Beta 2: October 29, 2018

  • Beta 2 included fixes to bugs discovered in Beta 1, an update to the latest version of the block editor, and the Twenty Nineteen theme.
  • Gutenberg 4.2 (RC) was released today, October 30.

Beta 3: November 2, 2018

  • Beta 3 will include updates to the block editor from Gutenberg 4.2, as well as required bug fixes.
  • All Core enhancement tickets must be fixed by this date.
  • This will also be the new soft string freeze date.

Beta 4: November 5, 2018

  • Beta 4 will include bug fixes that come up following Gutenberg 4.2, as well as additional fixes from Gutenberg’s WordPress 5.0 milestone.
  • Assess need for additional beta releases prior to Release Candidate 1.

Release Candidate 1: November 12, 2018

  • All Core bug reports should be fixed by RC1. Release-related task tickets can remain open.
  • The WordPress 5.0 milestone should have low impact or low priority issues remaining, which may be moved to WordPress 5.0.1.
  • This will continue to be the hard string freeze date.
  • There will be additional Release Candidate releases, if needed.

WordPress 5.0: November 19, 2018

  • Final release of WordPress 5.0 will include Gutenberg and all necessary bug fixes.

To answer a few immediate questions:

  • Why the shortened RC period?
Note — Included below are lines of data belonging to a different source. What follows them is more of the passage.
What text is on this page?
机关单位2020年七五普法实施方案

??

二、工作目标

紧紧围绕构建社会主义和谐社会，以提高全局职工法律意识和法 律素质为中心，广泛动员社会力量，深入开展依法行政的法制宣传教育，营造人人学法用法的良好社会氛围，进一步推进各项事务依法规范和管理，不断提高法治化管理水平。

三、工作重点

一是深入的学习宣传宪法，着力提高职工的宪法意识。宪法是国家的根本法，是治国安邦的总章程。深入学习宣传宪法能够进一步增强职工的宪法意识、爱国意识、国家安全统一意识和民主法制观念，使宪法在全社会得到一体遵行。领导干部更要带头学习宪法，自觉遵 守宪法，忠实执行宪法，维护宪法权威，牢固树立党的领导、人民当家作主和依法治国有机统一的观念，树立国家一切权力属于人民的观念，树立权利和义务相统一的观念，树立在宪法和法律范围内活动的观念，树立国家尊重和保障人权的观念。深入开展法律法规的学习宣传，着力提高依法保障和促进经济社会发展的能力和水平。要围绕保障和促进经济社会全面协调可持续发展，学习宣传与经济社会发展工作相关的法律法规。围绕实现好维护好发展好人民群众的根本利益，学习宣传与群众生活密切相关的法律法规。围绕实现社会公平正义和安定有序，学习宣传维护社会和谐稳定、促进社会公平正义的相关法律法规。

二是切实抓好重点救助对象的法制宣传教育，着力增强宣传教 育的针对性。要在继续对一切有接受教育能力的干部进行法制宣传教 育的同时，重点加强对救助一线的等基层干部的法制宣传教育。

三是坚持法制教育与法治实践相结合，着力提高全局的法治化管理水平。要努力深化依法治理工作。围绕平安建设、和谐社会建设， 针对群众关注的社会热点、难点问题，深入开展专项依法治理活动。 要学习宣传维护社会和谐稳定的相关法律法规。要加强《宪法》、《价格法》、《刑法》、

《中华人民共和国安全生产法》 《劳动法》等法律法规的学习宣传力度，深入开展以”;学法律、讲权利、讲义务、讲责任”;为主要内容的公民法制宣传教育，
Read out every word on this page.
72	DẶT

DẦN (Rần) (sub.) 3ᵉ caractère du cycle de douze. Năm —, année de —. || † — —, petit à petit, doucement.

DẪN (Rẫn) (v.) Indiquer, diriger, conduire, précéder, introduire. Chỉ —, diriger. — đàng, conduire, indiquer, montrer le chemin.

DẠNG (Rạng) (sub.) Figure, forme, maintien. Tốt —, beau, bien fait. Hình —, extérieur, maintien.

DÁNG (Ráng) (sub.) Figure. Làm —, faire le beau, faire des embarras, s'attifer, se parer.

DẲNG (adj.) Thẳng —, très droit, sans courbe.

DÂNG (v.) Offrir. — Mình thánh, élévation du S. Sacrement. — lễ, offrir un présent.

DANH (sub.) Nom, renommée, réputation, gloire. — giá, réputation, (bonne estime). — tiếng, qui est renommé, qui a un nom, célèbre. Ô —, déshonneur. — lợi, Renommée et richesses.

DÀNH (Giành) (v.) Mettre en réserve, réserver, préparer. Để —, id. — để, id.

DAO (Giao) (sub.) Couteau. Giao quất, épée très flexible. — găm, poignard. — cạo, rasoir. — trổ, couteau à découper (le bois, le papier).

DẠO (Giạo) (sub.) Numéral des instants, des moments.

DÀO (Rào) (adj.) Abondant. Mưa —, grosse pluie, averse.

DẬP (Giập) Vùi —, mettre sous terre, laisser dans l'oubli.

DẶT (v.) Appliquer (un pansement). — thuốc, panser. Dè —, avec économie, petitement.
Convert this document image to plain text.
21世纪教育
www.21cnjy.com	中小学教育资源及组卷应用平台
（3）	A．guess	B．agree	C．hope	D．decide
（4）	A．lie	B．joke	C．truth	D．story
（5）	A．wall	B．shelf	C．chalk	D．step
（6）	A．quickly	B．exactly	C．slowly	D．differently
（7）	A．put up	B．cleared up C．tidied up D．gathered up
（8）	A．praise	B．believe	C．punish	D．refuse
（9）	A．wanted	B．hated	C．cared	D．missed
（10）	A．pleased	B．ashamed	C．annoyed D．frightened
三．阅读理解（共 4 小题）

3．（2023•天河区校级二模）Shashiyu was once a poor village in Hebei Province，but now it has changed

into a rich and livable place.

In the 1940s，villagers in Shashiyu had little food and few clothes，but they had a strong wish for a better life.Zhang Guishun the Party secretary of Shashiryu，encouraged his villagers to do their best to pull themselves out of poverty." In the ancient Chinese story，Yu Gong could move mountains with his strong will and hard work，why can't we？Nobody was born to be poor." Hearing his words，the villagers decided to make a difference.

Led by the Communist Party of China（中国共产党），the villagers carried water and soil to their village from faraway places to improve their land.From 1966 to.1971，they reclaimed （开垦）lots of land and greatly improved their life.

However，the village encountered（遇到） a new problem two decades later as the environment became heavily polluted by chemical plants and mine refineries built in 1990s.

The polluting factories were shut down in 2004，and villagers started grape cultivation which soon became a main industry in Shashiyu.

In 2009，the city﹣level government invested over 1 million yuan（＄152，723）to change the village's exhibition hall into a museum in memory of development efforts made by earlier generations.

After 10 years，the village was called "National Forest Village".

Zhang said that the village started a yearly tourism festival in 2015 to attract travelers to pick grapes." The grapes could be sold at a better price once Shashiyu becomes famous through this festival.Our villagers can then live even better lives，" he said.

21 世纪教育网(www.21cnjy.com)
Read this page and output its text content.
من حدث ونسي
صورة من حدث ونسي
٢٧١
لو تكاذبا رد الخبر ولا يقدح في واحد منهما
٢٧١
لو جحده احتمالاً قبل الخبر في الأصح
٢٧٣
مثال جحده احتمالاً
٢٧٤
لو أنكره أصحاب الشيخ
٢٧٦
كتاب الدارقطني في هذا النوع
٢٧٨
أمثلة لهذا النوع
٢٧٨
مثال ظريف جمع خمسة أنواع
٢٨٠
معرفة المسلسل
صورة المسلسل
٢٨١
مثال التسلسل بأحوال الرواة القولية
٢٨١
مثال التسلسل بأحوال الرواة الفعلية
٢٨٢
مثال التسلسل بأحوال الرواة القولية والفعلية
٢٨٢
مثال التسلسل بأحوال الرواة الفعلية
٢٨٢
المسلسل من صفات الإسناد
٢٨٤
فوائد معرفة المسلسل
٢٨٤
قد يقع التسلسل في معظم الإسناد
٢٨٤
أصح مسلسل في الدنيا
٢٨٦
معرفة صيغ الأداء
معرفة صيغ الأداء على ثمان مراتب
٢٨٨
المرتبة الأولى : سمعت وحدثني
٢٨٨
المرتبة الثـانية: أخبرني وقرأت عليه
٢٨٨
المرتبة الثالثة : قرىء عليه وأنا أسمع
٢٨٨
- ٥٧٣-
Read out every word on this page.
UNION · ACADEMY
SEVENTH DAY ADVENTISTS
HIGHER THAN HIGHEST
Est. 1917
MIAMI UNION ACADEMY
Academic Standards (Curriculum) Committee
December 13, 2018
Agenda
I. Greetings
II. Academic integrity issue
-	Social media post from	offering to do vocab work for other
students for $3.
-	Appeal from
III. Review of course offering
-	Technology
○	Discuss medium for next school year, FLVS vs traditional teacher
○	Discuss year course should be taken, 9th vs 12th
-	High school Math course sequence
The block editor has been available for over a year. It’s already had a longer testing period, with 30 times the number of sites using it, than any previous WordPress release. The primary purpose of the beta and release candidate periods is to ensure that it’s been correctly merged into Core.
  • Why so many betas? By adding extra betas we can fix and test iteratively, which will result in a well-polished final release. It also lets the faster cadence of Gutenberg releases continue.
  • What will happen to the Gutenberg releases? Over the past six months, there has been a release every two weeks. We’ll plan to continue that over the first few WordPress 5.0.x releases, to ensure that bug fixes are available as quickly as possible.
  • How soon should we expect WordPress 5.0.1? Approximately two weeks after WordPress 5.0, unless we see bug reports that indicate a need for a faster release.